La société [W] demande paiement d’une somme de 256 611,91 € ht en tenant compte des sommes déjà payées.
Tenant compte du fait que le contrat a été résilié courant 2014 aux torts de la société [W], à effet à compter de la migration vers le système Quadratus, toutes les factures émises à compter du 1er décembre 2014, au titre d’une maintenance, à hauteur de 147 247,92 € ht sont mal fondées.
Le système ayant été installé et utilisé du fait de dysfonctionnements non-bloquants, et les conséquences des dysfonctionnements étant indemnisées ci-dessus il n’y a pas lieu de condamner la société [W] à rembourser les sommes déjà payées et la société Lla est dans l’obligation de payer les sommes dues au titre de l’installation, des formations, de la maintenance de 2011 à décembre 2014 qui lui ont permis de remplir sa mission d’expert comptable auprès de ses clients à hauteur de 109 363,99 € ht.
La société Lla n’a pas été mise en demeure de payer les sommes litigieuses et le paiement des factures a été suspendu un temps de sorte que la condamnation ne sera assortie de l’intérêt au taux légal qu’à compter de la présente décision.
Il est fait droit à la demande de capitalisation.
Sur les demandes accessoires
La SA [W] qui succombe supporte les dépens d’appel et est condamnée à payer à la société Lla la somme de 10 000 € sur le fondement de l’article 700 du code de procédure civile.
Pour le même motif le jugement est confirmé en ce qu’il a condamné la société [W] aux dépens aux frais d’huissier à hauteur de 947 € et d’expertise technique préalable et judiciaire à hauteur de 11 000 € (6 000 € + 5 000 €).
PAR CES MOTIFS
La cour statuant publiquement par arrêt contradictoire rendu par mise à disposition au greffe ;
infirme le jugement sauf sur les dispositions relatives aux dépens, les honoraires d’experts, les frais d’huissier et les frais irrépétibles.

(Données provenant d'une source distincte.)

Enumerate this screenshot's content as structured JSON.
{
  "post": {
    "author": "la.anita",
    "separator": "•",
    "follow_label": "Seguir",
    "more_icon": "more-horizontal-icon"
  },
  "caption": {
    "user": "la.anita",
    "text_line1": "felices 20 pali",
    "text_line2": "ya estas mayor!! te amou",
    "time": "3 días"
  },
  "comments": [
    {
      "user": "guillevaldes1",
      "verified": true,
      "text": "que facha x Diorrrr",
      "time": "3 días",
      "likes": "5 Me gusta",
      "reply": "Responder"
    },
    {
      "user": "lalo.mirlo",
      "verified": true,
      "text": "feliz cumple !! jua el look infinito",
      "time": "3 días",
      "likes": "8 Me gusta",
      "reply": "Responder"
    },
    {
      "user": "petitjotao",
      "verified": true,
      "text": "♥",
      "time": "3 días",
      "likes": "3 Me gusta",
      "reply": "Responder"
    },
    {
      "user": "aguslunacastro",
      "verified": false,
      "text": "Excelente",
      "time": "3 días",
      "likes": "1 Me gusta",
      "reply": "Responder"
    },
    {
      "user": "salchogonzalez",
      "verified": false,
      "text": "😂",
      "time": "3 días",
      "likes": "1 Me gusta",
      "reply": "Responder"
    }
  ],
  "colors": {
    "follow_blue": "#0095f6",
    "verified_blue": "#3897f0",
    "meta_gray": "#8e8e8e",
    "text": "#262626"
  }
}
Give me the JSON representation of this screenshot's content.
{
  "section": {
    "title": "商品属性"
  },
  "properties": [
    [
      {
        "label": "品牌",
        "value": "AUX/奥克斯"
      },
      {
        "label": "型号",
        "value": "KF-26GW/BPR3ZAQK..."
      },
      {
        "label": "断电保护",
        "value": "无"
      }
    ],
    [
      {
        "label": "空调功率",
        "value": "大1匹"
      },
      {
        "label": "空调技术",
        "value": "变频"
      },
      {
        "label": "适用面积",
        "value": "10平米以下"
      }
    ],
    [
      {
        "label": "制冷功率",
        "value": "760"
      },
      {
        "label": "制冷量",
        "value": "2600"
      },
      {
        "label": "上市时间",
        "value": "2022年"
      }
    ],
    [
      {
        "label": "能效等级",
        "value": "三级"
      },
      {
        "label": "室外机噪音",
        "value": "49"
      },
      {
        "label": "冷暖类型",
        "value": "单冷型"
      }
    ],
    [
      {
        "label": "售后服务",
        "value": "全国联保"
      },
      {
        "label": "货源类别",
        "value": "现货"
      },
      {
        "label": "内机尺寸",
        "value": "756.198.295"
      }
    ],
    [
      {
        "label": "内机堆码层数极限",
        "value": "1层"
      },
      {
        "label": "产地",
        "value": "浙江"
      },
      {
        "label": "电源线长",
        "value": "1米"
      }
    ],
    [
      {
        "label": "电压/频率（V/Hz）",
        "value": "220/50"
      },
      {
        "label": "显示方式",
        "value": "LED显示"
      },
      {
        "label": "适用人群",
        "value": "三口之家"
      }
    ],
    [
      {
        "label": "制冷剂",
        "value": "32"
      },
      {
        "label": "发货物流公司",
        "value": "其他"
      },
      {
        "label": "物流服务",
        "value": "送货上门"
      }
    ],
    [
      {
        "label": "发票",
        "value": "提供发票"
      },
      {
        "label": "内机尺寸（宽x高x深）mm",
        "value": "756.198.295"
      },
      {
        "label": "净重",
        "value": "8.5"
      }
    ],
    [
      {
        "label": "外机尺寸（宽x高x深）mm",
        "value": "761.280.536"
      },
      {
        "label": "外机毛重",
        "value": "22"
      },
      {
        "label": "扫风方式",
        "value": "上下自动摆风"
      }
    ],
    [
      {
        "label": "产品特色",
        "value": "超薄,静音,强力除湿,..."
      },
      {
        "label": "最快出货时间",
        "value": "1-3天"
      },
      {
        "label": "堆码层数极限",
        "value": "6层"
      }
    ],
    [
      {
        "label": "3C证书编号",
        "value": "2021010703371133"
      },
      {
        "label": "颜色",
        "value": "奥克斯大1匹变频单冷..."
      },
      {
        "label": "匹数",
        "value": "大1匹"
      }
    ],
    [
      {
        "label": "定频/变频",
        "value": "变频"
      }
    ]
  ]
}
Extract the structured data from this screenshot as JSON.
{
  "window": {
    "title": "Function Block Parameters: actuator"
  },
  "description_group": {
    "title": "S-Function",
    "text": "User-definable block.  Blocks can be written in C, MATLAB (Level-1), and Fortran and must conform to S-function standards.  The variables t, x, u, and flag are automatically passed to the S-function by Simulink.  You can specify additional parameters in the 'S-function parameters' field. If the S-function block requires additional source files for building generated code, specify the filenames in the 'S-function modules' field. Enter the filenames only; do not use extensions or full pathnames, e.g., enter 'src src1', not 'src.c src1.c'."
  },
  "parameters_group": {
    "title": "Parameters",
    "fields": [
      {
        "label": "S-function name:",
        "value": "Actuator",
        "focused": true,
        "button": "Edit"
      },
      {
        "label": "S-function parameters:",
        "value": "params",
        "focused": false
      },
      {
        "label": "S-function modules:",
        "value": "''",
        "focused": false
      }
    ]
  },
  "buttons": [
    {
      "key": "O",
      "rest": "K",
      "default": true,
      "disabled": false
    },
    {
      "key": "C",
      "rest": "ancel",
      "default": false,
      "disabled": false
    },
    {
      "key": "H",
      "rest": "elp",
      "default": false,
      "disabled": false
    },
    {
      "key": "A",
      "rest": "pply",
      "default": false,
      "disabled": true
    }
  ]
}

Statuant des chefs infirmés et y ajoutant :
Prononce la résiliation du contrat passé entre la société [W] et la Selas Lla experts comptables aux torts exclusifs de la société [W] à compter de la migration vers le système Quadratus en 2014 ;
Condamne la société [W] à payer à la Selas Lla experts comptables la somme de 118 472 € de dommages et intérêts au titre du préjudice financier subi ;
Condamne la Selas Lla experts comptables à payer à la société [W] la somme de 109 363,99 € ht au titre du solde des factures dues durant la période d’exécution du contrat ;
Ordonne la capitalisation dans les termes de l’article 1343-2 du code civil ;
Condamne la société [W] aux dépens d’appel et à payer à la Selas Lla experts comptables la somme de 10 000 € sur le fondement de l’article 700 du code de procédure civile.